This chilled summer soup is a perfect way to enjoy seasonal fresh vegetables.
- 4 large ripe tomatoes (about 2 pounds), quartered
- 1 large green bell pepper, quartered and seeded
- 1 green tomato, quartered (optional)
- 1 jalapeno, halved and seeded (optional)
- 2 large cloves garlic, peeled and halved
- Olive oil
- 1 medium purple onion, chopped
- 1 large cucumber, chopped
- 1 teaspoons lime juice
- 1 tablespoon white vinegar
- Salt and pepper to taste
- Additional finely chopped fresh vegetables (onion, cucumber, corn, etc.) and herbs for garnish
- Place the tomatoes, bell pepper, green tomato, jalapeno and garlic in a large baking dish and drizzle lightly with olive oil. Broil on high until the vegetables have some light charring – about 8-10 minutes.

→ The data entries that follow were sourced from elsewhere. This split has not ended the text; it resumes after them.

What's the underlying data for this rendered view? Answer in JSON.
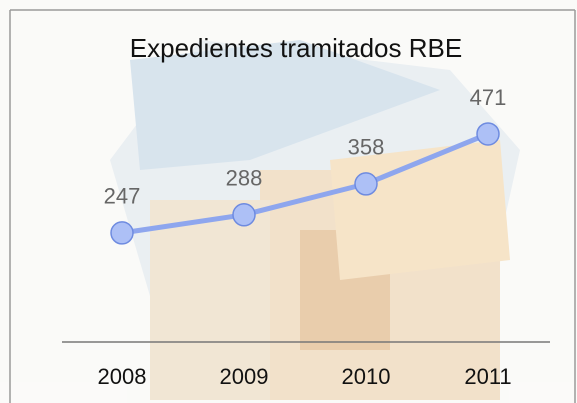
{
  "chart_data": {
    "type": "line",
    "title": "Expedientes tramitados  RBE",
    "categories": [
      "2008",
      "2009",
      "2010",
      "2011"
    ],
    "series": [
      {
        "values": [
          247,
          288,
          358,
          471
        ],
        "color": "#8ea6ee"
      }
    ],
    "ylim": [
      0,
      600
    ],
    "data_labels": true
  }
}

- Put the broiled vegetables, onion, cucumber, lime juice, and vinegar in a large blender and process until smooth. If the consistency is too thick, you can add additional tomato juice or vegetable broth.
- Season with salt to taste. Let the gazpacho cool or chill slightly in the refrigerator before serving. Serve with finely chopped fresh vegetables and herbs to garnish each bowl.